After breaking down film and critiquing the teams heading into Week 8, Scouts Inc. tells you what to watch for this weekend.
Pittsburgh Steelers and New York Giants
Can they handle the pressure
After watching tape on both teams, you realize that the key to this game will be the offensive line's ability to pick up the blitz. Both teams attack from anywhere on the field and give lots of presnap looks. They will constantly put eight or nine defenders in the box, which makes it difficult for the offensive line to know who is attacking and who is dropping into coverage. This task will be especially difficult for the Giants because they have to worry about Steelers OLBs James Harrison and LaMarr Woodley -- who could be the best pass-rushing tandem in the NFL.
Both players love to apply pressure, but they use different styles. Harrison utilizes his speed to bring tremendous pressure off the edge. Normally, DE Brett Keisel engages the LT and holds him up, so he can't slide out to pick up Harrison. Woodley also has good speed, but he likes to utilize the blitz.

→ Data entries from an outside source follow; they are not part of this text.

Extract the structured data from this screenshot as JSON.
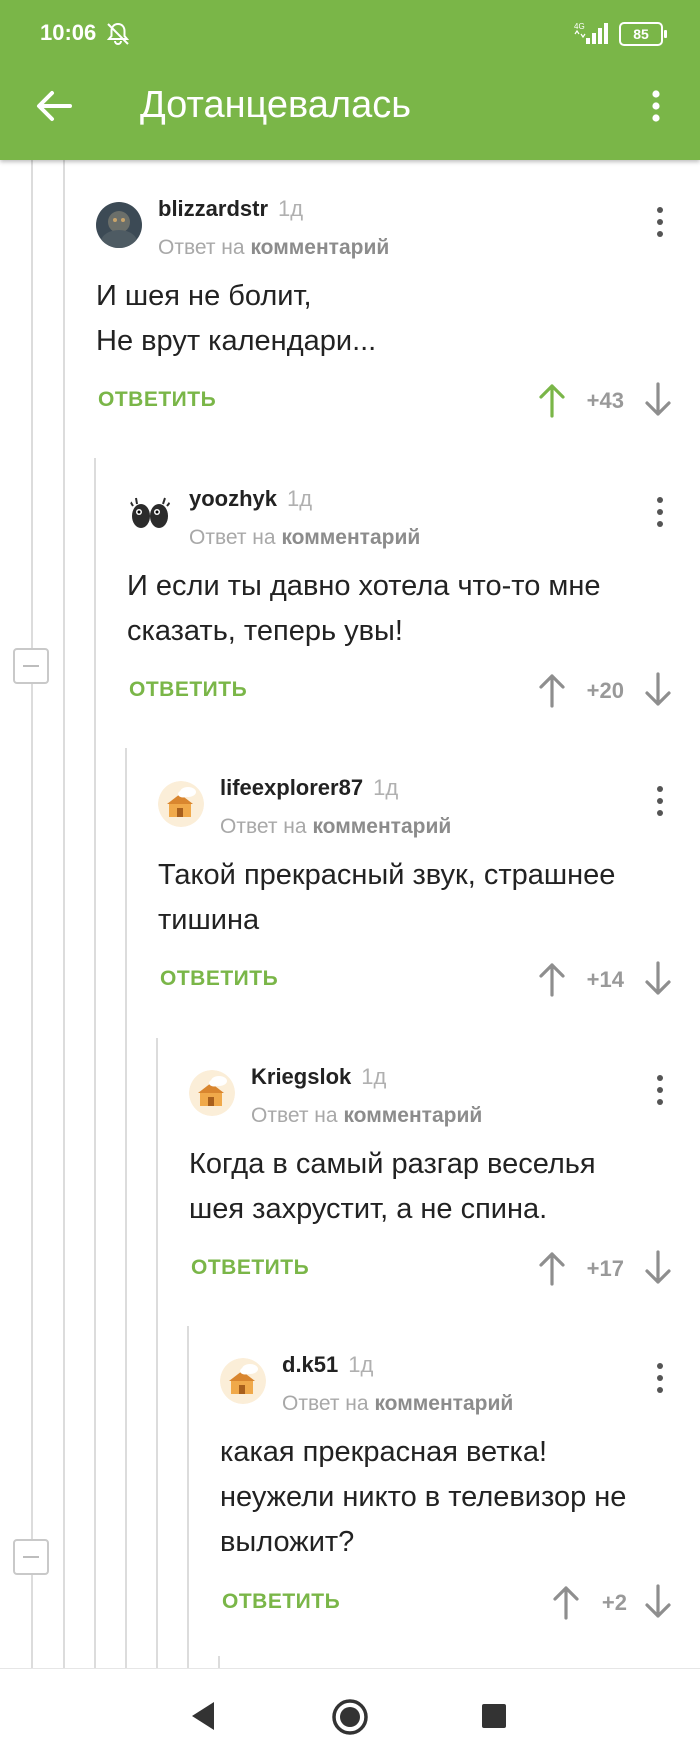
{
  "status_bar": {
    "time": "10:06",
    "network": "4G",
    "battery": "85"
  },
  "app_bar": {
    "title": "Дотанцевалась",
    "accent_color": "#7ab648"
  },
  "labels": {
    "reply_to_prefix": "Ответ на",
    "reply_to_target": "комментарий",
    "reply_button": "ОТВЕТИТЬ"
  },
  "comments": [
    {
      "username": "blizzardstr",
      "time": "1д",
      "text_lines": [
        "И шея не болит,",
        "Не врут календари..."
      ],
      "score": "+43",
      "upvoted": true
    },
    {
      "username": "yoozhyk",
      "time": "1д",
      "text_lines": [
        "И если ты давно хотела что-то мне",
        "сказать, теперь увы!"
      ],
      "score": "+20",
      "upvoted": false
    },
    {
      "username": "lifeexplorer87",
      "time": "1д",
      "text_lines": [
        "Такой прекрасный звук, страшнее",
        "тишина"
      ],
      "score": "+14",
      "upvoted": false
    },
    {
      "username": "Kriegslok",
      "time": "1д",
      "text_lines": [
        "Когда в самый разгар веселья",
        "шея захрустит, а не спина."
      ],
      "score": "+17",
      "upvoted": false
    },
    {
      "username": "d.k51",
      "time": "1д",
      "text_lines": [
        "какая прекрасная ветка!",
        "неужели никто в телевизор не",
        "выложит?"
      ],
      "score": "+2",
      "upvoted": false
    }
  ]
}
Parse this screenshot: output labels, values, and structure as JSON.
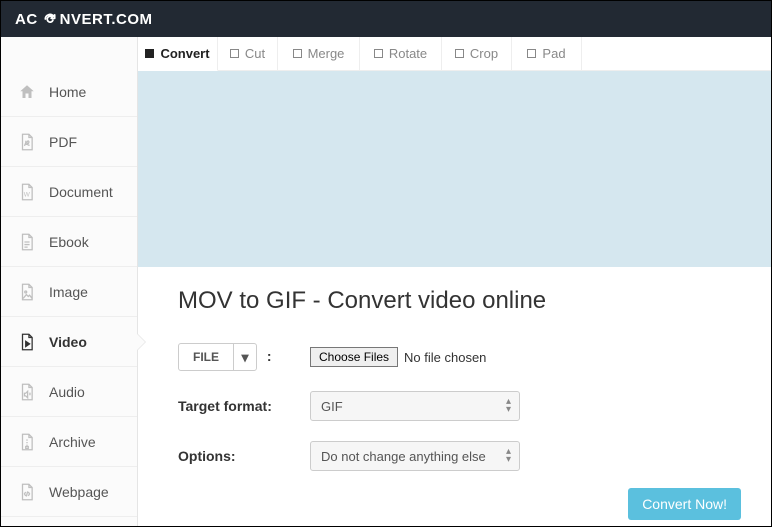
{
  "brand": {
    "part1": "AC",
    "part2": "NVERT.COM"
  },
  "sidebar": {
    "items": [
      {
        "label": "Home"
      },
      {
        "label": "PDF"
      },
      {
        "label": "Document"
      },
      {
        "label": "Ebook"
      },
      {
        "label": "Image"
      },
      {
        "label": "Video"
      },
      {
        "label": "Audio"
      },
      {
        "label": "Archive"
      },
      {
        "label": "Webpage"
      }
    ]
  },
  "tabs": [
    {
      "label": "Convert"
    },
    {
      "label": "Cut"
    },
    {
      "label": "Merge"
    },
    {
      "label": "Rotate"
    },
    {
      "label": "Crop"
    },
    {
      "label": "Pad"
    }
  ],
  "page": {
    "title": "MOV to GIF - Convert video online"
  },
  "form": {
    "source_label": "FILE",
    "choose_label": "Choose Files",
    "no_file": "No file chosen",
    "target_label": "Target format:",
    "target_value": "GIF",
    "options_label": "Options:",
    "options_value": "Do not change anything else",
    "submit_label": "Convert Now!"
  }
}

Often he will come inside between the RG and RT -- rather than outside like Harrison. ILB James Farrior normally engages the RG, and DE Aaron Smith engages the RT, which opens up the B-gap for Woodley.
The Giants' offensive line is very good, but it hasn't been tested. This week, the Giants' backs and tight ends may have to spend more time in blitz pickup and pass protection than they are used to.
Right spot at the right time
The more game film you watch on QB Trent Edwards, the more you realize how bright his future is. He has great composure, handles pressure well and makes good decisions with the football. He also has a strong arm and good accuracy, but what really stands out is his ability to throw the ball in the perfect spot. Many of his throws are put in an area where only his receiver can get it or it is incomplete. This is a big reason why he has only two interceptions in six games. However, he also has the ability to change his velocity and arc, while throwing into tight holes -- especially against a Cover 2 defense.
Edwards should have a solid game versus the Dolphins because he is good at picking up the blitz and he doesn't make many throwing mistakes.
No stopping Portis
It is easy to see why RB Clinton Portis leads the league in rushing. The Redskins have a good offensive line and he loves to make one cut and head upfield. Often, Portis will start running one way (usually right), plant and then cut back left. When he does this, defenses tend to over-pursue and that allows the Redskins' offensive line to seal and give Portis excellent running lanes against the grain.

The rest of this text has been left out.